## Geometry Tutorial

#### Intro

In this problem, the student will be give two distances as two sides of a triangle, and will need to use the Pythagorean Theorem to calculate how far a woman lives from her workplace. The Pythagorean Theorem is a formula used to determine the length of one side of a triangle if two of the other sides are known, and is shown as “a^2 + b^2 = c^2” with “a” and “b” being the sides of the triangle, and “c” being the hypotenuse.

#### Sample Problem

Angela drives her car to work each morning from her apartment. She first drives east 4.6 miles and then north 7.3 miles to arrive at work.
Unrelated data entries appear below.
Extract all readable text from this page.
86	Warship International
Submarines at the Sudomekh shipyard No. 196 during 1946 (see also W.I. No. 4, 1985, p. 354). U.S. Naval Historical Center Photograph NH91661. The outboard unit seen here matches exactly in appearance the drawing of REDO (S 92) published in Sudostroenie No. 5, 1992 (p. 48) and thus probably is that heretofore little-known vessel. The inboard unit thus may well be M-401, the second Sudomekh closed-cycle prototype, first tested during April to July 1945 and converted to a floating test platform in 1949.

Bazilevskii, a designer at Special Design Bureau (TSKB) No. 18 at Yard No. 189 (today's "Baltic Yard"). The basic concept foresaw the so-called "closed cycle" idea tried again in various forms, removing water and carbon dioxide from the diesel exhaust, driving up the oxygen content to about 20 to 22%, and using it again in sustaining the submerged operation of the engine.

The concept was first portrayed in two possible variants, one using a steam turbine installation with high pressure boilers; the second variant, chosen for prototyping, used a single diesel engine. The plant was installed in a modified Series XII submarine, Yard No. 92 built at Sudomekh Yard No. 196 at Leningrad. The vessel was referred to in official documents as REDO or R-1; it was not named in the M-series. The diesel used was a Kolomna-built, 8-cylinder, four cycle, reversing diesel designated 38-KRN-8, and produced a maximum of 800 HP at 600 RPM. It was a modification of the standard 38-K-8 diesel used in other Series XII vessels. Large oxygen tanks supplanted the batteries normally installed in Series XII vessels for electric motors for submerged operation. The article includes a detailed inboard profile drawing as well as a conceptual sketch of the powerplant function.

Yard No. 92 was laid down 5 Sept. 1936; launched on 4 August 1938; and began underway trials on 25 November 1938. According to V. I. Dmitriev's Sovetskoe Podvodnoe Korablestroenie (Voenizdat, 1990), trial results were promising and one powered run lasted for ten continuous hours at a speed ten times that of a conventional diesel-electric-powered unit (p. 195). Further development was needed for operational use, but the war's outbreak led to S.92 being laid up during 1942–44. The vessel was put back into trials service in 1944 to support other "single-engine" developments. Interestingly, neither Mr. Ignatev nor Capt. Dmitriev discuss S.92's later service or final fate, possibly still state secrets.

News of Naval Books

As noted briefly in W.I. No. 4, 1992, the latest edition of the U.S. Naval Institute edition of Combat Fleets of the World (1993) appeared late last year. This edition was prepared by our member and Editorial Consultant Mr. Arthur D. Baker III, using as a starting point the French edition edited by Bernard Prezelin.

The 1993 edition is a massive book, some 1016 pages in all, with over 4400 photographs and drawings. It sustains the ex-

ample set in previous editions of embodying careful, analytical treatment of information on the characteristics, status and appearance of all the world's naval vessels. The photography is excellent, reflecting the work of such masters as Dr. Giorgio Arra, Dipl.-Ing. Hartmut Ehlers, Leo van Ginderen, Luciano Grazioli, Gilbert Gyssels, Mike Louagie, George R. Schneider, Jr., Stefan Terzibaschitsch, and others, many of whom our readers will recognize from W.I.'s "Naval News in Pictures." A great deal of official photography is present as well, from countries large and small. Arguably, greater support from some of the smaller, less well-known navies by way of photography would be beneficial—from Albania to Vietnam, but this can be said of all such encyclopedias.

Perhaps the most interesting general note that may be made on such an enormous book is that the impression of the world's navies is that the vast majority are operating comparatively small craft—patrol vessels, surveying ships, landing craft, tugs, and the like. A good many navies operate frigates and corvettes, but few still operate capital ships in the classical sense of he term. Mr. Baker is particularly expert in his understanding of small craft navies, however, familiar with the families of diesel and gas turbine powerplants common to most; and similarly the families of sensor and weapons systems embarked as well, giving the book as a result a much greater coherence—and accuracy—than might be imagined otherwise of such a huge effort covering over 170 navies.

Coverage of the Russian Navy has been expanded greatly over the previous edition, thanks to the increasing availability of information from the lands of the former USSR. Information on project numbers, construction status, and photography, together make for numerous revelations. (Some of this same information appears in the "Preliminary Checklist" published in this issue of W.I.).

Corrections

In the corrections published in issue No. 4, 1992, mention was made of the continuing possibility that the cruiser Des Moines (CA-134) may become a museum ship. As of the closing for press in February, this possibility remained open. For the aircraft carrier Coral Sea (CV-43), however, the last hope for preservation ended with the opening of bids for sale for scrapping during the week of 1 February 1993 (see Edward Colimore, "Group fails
How far does she live from her workplace if she were able to walk directly there?

#### Solution

1. Draw a rough diagram of the problem, and label the lengths of each side.
2. Draw the hypotenuse as the direct distance Angela lives from work.
3. Plug in the numbers into the Pythagorean Theorem and calculate “c^2”. (a = 4.6, b = 7.3; 4.6^2 + 7.3^2 = c^2)
4. c^2 = 74.45. Because we want to find “c” by itself, take the square root of “c^2”.
5. The square root of 74.45 = 8.62844… round to the nearest tenth decimal place, 8.6. So “c” = 8.6.
6. Therefore, the distance that Angela lives directly from work is 8.6 miles.